计算机仿真
計算機倣真
계산궤방진
COMPUTER SIMULATION
2010年
3期
94-97
,共4页
连续型变量%条件概率密度%遗传算法
連續型變量%條件概率密度%遺傳算法
련속형변량%조건개솔밀도%유전산법
Continuous variables%Conditional probability Density%Genetic algorithm
在软测量建模问题中为了提高模型的估计精度,通常需要将原始数据集分类,以构造多个子模型.数据分类中利用朴素贝叶斯分类器简单高效的优点,首先对连续的类变量进行类别范围划分,然后用概率论中的"3σ"规则对连续的属性变量离散.可以消除训练样本中干扰数据的影响,利用遗传算法从训练样本集中优选样本.对连续变量的离散和样本的优选作为对数据的预处理,预处理后的训练样本构建贝叶斯分类器.通过对UCI数据集和双酚A生产过程在线监测数据集的实验仿真,实验结果表明,遗传算法优选样本集的"3σ"规则朴素贝叶斯分类方法比其它方法有更高的分类精度.
在軟測量建模問題中為瞭提高模型的估計精度,通常需要將原始數據集分類,以構造多箇子模型.數據分類中利用樸素貝葉斯分類器簡單高效的優點,首先對連續的類變量進行類彆範圍劃分,然後用概率論中的"3σ"規則對連續的屬性變量離散.可以消除訓練樣本中榦擾數據的影響,利用遺傳算法從訓練樣本集中優選樣本.對連續變量的離散和樣本的優選作為對數據的預處理,預處理後的訓練樣本構建貝葉斯分類器.通過對UCI數據集和雙酚A生產過程在線鑑測數據集的實驗倣真,實驗結果錶明,遺傳算法優選樣本集的"3σ"規則樸素貝葉斯分類方法比其它方法有更高的分類精度.

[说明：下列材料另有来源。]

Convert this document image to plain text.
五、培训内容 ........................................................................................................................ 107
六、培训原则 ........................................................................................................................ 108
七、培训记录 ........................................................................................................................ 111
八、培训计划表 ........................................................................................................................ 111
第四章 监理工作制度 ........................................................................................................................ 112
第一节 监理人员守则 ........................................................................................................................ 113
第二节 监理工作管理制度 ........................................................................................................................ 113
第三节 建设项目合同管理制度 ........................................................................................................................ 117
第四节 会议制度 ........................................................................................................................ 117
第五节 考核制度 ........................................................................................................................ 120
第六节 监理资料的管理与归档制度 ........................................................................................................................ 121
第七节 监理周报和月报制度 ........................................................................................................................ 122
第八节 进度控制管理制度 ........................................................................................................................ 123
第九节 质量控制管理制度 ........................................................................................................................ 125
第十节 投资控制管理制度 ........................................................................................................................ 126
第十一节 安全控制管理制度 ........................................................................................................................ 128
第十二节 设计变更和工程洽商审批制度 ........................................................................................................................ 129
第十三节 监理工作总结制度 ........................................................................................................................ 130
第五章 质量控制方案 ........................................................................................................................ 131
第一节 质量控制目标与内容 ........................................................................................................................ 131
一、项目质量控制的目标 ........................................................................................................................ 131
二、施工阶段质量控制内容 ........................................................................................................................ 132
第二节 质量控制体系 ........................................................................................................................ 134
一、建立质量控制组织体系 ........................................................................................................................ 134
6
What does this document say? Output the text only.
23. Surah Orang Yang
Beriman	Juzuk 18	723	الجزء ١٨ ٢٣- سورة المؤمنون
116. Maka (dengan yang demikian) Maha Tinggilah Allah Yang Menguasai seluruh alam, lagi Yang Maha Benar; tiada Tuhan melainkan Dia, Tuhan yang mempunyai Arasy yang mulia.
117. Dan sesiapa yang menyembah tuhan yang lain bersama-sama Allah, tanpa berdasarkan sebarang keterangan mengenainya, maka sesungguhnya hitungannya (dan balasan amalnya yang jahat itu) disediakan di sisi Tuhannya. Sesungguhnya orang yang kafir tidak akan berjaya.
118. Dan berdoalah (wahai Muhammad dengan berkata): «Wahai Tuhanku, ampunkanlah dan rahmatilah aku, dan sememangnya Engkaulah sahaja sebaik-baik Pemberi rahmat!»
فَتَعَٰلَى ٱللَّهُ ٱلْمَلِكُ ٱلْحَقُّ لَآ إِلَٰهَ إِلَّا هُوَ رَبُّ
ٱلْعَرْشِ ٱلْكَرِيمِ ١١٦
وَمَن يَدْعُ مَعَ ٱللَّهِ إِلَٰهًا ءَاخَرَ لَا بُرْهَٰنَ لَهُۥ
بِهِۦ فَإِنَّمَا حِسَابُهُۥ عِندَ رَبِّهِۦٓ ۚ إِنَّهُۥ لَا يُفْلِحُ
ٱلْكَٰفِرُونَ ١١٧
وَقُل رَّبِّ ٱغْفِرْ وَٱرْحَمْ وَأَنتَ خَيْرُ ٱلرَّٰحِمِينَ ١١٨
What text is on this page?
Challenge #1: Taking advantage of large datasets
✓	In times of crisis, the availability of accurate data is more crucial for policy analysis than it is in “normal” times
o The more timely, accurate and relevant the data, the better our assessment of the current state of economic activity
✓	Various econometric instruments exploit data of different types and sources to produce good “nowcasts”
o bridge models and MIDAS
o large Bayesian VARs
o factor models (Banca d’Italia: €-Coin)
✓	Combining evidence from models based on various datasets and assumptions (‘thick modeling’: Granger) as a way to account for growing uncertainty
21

재연측량건모문제중위료제고모형적고계정도,통상수요장원시수거집분류,이구조다개자모형.수거분류중이용박소패협사분류기간단고효적우점,수선대련속적류변량진행유별범위화분,연후용개솔론중적"3σ"규칙대련속적속성변량리산.가이소제훈련양본중간우수거적영향,이용유전산법종훈련양본집중우선양본.대련속변량적리산화양본적우선작위대수거적예처리,예처리후적훈련양본구건패협사분류기.통과대UCI수거집화쌍분A생산과정재선감측수거집적실험방진,실험결과표명,유전산법우선양본집적"3σ"규칙박소패협사분류방법비기타방법유경고적분류정도.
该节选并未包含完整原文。